In this space, visitors are invited to post any comments, questions, or skeptical observations about Philo T. Farnsworth's contributions to the field of Nuclear Fusion research.

Subject: Fusor Operation - a general question
Date: Jul 03, 0:53 am
Poster: Dave Cooper

On Jul 03, 0:53 am, Dave Cooper wrote:

Been thinking about the operating problems recently discussed here....grid losses and gas collisions, to name just two, and it occurs to me that perhaps....the fusor is best operated on a "once through" ion collision basis.. rather than on a recirculating ion basis.

The experts here, please feel free to jump in and correct my misunderstandings. It seems that one of the main strategies of Farnsworth's Fusor is the recirculation of ions to create "virtual" anode and cathode structures (otherwise known as concentrations of ions), the latter of which is where the fusion occurs.

But... the grids needed to establish these spherical potential shells actually become an energy sink, since they are not and cannot be 100% transparent.

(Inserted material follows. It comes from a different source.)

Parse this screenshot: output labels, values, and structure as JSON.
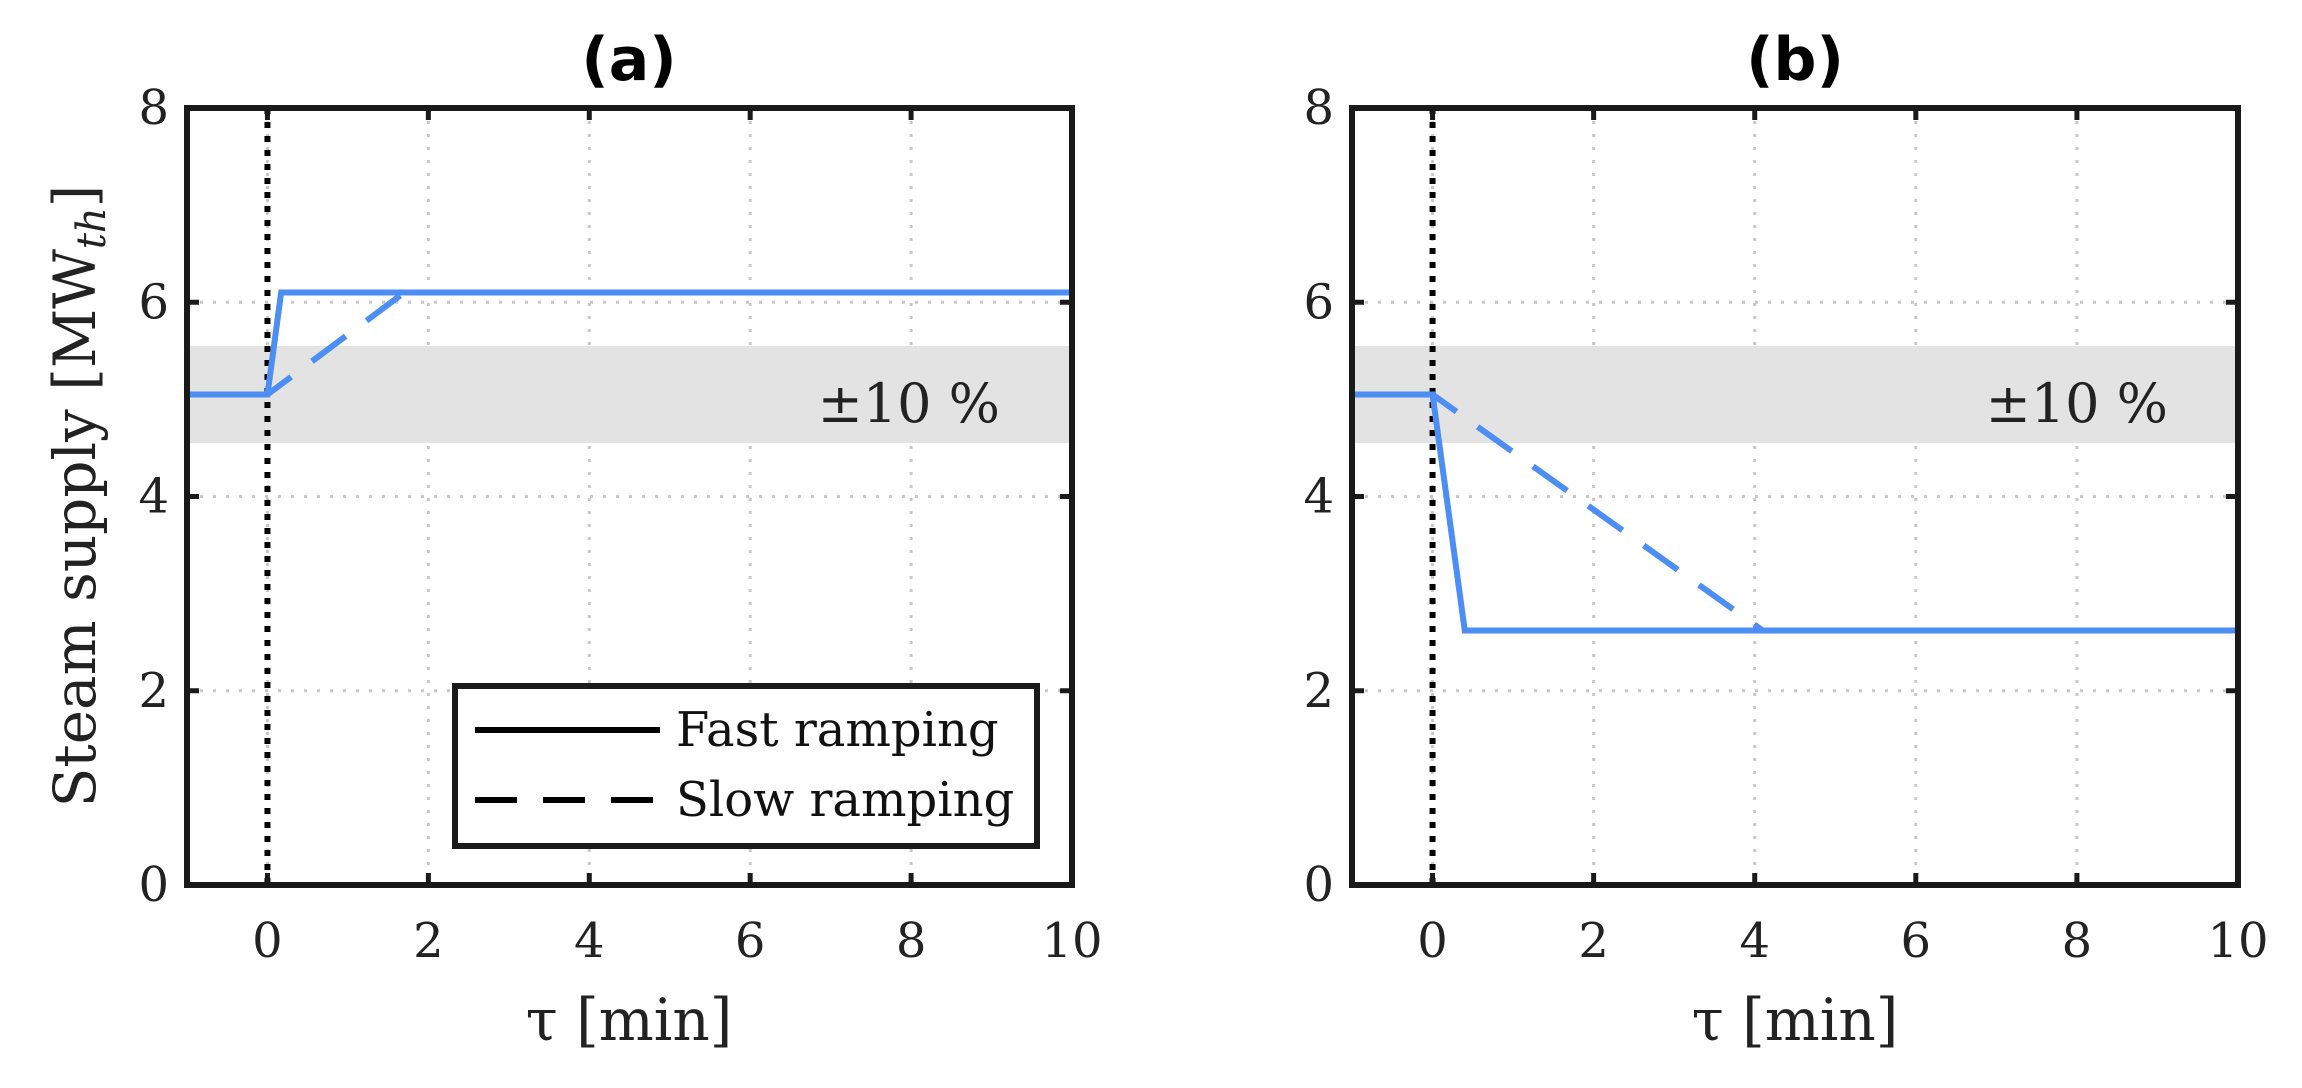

However, if the ion guns are built to produce very well focussed beams and aligned to illuminate a small central reaction zone, then the non reacting ions will simply exit from this zone, and decelerate toward the outer grounded fusor shell.

The reacting ions will produce the neutrons and contribute to additional kinetic energy of the surrounding gas ions.

By setting the ion guns radially inward from the ground shell and operating them at a modest negative bias from ground, the unreacted D+ ions upon returning to the outer shell region become neutralized by collision with either Fusor walls or a ground potential electrode screen, at quite low velocities (and therefore nearly zero energy). They can be gathered up (i.e.: pumped) for reinjection at the nearest ion gun.

Electron guns for SEMs can produce nm size spots, indeed the useful spot diameter is usually partly limited by the enerergy the surface can absorb without deformation. Ion guns should be capable of similar focus.

May be this is what is normally done... and I just missed the point. Comments please.